Golf in the Olympics?

More than likely, 2016 will see the re-emergence of golf at the Games. But what form will it take and, more importantly, will it really matter?

Put it down to the fact that pulses were still beating fast after all the fireworks and fanfare of the Beijing Olympics but sportswriters the world over—keen to keep the flame burning, so to speak—have immediately turned their attention to the debate about golf and the Games.
And while countless column inches have been given over to the issue, most seemed to have missed the point entirely. Golf at the Olympics is simply not a case of if but of when.
Initially, two spots are up for grabs at the 2016 Games—and it seems the sports battling it out with golf will include baseball, karate, roller sports, rugby, softball and squash, according to the PGA Tour.
But if they look at this realistically, deep down inside the Tour must know the battle has already been won. In the modern sporting world, it is money that matters. And the IOC must be licking its lips at the thought of getting a slice of golf’s corporate pie.
This is, after all, the organization that had basketballers in Beijing up and on court while still wiping the sleep from their eyes, and had swimmers splashing down way past their bed times—all to satisfy the American TV networks (and the millions they provide).
Given the chance, they’ll move mountains to accommodate the corporations and their cash. And that’s not a criticism. It’s a fact.
What golf also has going for it is the fact that the game’s organizers seem unified behind the move—the PGA Tour, R&A, USGA, LPGA and Augusta National have all been nodding their heads in agreement.
“I have no doubt that Olympic golf is comfortably the biggest grow-the-game opportunity that exists to help us bring golf to so many countries where it's just starting up,’’ said R&A secretary Peter Dawson recently.

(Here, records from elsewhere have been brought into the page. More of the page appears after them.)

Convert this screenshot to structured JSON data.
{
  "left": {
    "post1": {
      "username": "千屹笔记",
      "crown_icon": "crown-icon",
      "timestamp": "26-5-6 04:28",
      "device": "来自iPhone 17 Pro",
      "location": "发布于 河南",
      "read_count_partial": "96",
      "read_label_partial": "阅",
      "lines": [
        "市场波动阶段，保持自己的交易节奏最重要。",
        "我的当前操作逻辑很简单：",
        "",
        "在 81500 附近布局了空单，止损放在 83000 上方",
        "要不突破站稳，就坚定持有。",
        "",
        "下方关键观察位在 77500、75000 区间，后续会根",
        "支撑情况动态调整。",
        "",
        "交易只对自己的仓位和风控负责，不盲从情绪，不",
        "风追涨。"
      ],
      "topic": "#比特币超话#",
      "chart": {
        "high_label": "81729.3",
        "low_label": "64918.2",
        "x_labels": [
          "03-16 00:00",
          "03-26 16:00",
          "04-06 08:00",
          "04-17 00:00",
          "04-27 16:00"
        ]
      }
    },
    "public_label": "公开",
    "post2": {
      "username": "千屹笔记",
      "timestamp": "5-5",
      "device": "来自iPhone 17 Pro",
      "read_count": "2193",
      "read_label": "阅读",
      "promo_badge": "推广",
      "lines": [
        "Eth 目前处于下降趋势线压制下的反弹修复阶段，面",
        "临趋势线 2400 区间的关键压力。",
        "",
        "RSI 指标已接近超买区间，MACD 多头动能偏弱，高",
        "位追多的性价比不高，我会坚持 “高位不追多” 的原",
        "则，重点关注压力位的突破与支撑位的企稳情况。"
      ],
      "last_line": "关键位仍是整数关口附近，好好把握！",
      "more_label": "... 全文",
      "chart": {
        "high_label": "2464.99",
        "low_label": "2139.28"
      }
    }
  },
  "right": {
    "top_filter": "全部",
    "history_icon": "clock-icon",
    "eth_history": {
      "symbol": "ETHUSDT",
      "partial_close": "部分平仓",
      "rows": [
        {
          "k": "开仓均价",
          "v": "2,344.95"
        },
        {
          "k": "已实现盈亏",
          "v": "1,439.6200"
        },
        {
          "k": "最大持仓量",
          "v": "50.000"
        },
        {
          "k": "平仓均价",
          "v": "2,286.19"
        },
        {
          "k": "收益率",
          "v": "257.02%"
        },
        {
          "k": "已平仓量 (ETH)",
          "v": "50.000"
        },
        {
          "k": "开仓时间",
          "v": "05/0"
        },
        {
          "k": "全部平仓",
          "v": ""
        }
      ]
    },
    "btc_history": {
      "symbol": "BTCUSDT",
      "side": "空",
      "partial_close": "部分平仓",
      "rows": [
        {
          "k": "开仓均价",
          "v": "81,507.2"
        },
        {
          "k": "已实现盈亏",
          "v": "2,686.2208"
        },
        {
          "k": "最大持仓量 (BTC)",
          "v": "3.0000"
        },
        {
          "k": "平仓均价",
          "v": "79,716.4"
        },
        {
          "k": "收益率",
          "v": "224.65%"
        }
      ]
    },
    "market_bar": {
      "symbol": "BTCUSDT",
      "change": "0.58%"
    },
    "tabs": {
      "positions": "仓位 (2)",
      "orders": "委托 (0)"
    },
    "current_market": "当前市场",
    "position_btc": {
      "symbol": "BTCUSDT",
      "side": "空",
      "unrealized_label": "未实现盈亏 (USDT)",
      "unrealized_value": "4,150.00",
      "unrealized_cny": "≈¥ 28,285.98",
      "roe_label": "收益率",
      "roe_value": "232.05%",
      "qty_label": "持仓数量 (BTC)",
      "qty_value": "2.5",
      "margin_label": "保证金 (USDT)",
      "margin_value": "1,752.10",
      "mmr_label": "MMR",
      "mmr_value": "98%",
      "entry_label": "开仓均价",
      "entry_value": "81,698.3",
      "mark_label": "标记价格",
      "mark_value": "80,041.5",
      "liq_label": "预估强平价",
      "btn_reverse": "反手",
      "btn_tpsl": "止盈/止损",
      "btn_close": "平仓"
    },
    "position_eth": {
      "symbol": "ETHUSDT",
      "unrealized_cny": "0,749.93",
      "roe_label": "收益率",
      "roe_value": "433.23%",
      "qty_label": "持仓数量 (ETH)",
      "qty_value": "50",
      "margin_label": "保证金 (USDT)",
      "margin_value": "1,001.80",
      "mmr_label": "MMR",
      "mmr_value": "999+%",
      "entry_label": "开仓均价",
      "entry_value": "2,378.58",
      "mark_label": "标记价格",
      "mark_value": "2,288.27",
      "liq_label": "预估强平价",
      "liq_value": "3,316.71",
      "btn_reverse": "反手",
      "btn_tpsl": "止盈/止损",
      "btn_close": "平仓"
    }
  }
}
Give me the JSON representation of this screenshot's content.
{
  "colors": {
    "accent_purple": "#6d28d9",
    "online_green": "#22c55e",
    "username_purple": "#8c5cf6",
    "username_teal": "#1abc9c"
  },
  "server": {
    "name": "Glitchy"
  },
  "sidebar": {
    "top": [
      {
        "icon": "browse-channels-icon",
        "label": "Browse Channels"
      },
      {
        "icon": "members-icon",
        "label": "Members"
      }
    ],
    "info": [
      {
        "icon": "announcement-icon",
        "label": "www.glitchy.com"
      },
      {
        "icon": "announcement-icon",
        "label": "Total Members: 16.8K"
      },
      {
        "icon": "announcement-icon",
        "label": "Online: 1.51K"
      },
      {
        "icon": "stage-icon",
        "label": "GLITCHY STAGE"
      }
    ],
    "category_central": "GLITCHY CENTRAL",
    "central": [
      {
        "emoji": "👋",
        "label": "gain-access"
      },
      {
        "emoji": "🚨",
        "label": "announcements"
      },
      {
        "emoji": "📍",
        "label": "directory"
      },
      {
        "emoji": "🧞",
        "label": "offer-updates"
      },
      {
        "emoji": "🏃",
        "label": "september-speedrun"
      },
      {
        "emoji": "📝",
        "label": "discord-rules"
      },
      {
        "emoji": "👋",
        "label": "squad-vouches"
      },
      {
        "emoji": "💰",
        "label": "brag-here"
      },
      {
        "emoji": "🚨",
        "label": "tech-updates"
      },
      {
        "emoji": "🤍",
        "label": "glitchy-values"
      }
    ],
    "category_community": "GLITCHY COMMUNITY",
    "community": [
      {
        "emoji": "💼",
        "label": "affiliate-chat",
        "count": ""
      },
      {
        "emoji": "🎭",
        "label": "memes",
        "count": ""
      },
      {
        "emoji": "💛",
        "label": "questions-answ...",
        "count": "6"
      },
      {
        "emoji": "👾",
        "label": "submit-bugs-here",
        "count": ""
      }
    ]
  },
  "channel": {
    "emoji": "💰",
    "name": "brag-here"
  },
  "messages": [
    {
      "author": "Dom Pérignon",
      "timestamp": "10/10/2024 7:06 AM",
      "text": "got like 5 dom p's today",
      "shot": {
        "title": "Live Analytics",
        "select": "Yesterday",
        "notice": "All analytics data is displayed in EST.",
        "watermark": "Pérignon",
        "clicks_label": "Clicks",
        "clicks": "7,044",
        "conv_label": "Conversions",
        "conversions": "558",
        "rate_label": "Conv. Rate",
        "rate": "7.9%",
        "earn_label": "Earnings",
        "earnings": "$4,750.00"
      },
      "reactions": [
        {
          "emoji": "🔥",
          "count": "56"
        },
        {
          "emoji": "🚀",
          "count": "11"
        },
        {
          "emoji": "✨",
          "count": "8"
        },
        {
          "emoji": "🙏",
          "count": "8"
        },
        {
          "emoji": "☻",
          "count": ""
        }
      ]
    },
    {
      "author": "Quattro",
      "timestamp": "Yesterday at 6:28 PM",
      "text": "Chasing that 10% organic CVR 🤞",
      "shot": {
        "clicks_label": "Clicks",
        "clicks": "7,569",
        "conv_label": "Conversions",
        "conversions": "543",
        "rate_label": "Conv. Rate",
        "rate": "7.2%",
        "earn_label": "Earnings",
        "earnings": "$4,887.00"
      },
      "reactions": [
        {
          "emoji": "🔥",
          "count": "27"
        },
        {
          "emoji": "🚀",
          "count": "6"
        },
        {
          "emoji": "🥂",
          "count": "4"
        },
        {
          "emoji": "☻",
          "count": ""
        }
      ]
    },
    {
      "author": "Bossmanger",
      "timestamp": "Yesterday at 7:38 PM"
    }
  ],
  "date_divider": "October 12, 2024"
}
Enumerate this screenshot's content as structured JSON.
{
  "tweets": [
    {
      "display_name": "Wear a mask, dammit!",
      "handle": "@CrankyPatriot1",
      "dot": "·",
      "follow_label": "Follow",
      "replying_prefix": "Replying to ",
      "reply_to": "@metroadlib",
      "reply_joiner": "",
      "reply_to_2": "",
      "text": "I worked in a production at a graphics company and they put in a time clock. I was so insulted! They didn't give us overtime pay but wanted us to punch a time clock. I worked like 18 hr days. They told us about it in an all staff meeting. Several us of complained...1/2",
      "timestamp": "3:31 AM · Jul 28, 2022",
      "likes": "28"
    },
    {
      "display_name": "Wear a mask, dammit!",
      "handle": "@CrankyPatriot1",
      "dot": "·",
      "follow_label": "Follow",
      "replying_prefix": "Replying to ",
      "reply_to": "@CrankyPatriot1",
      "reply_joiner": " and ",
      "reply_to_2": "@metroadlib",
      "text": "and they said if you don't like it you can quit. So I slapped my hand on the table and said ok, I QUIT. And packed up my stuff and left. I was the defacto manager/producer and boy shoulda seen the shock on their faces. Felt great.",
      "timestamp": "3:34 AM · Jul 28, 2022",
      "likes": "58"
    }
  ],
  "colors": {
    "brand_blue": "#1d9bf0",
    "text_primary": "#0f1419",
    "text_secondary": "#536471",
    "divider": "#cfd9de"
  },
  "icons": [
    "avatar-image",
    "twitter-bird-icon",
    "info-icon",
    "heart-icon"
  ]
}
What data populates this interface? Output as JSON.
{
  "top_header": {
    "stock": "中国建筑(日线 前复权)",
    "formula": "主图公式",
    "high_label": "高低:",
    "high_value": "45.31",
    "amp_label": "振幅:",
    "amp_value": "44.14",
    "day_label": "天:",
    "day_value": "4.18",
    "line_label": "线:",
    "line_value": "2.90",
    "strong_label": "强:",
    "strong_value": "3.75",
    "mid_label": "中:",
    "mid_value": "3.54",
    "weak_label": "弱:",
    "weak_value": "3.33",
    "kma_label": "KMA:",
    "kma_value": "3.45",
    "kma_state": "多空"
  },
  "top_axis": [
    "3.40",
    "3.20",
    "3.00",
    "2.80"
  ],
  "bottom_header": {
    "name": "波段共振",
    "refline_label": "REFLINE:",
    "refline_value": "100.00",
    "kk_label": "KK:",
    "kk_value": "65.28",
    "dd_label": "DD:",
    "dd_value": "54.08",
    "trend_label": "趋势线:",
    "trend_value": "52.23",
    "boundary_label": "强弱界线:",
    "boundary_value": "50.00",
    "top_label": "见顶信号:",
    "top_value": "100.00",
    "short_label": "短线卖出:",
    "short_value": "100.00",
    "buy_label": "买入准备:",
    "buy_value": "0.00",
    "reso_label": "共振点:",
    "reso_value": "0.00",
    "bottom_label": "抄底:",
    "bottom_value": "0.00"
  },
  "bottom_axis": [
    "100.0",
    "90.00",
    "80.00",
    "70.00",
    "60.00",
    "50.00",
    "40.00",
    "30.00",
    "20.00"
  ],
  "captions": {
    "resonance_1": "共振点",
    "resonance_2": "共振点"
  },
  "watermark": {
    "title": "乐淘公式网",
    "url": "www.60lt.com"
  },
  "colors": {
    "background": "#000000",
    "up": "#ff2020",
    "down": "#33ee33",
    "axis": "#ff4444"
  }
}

And while that may well be so, the two main obstacles the game will face in chasing its Olympic dream are how to win over the players—and how to play the game.
How exactly do you format Olympic golf? Do you opt for matchplay? Structure it into two-man teams a la The World Cup? And how many players get invited, and how do they qualify?
More is the point, of course, how do you get players to really, truly, care?
While some—Tiger Woods included—are warm to the idea of golf at the Games, just as many have come out against the move.
“I don’t think there's any place for golf in the Olympics,’’ was Australian Adam Scott’s take on the issue. “I didn't grow up looking to win an Olympic medal. I grew up trying to win a Green Jacket.’’
And therein lies the catch. As anyone who took in the tennis in Beijing can tell you, the fields consisted of just as many players who didn’t seem to care (Andy Murray, anyone?) as those who obviously did.
It seems this remains the one set-back to allowing professional sportspeople into the Olympics. Suddenly, they have a new event to compete with the ones they have spent a life-time striving to win.
And while golf does have an Olympic history—it was taken off the roster back in 1904—how do you suddenly make it mean as much, to everyone, as events such as the four Majors, or the Ryder Cup?
Open champ Padraig Harrington, for one, believes it will take time. A lot of time.
“Maybe in 50 or 100 years time, the Olympics would be [considered] the fifth Major,’’ he told the Irish Times. “But it wouldn't be at the moment.’’
You only have to look at the American basketball team to see how it can all go wrong. The NBA’s pros were let in back in 1992 to help boost interest in the Games—and the sport. But once the novelty had worn off, the move became an embarrassment. And the top players just didn’t want to play.
There was gold in ’92, but by Athens in 2004, the American billionaires had been beaten into third place.
It took a concerted, three-year commitment to get them to gold again in Beijing and their coach, Mike Krzyzewsk said before the event it became less about finding the best “names’’, and more about finding those that wanted to play.
“We had to start all over again and get together a bunch of players for whom the Olympics meant as much as anything in their careers,’’ he said.
And, for golf, finding those kinds of players will be the toughest task ahead.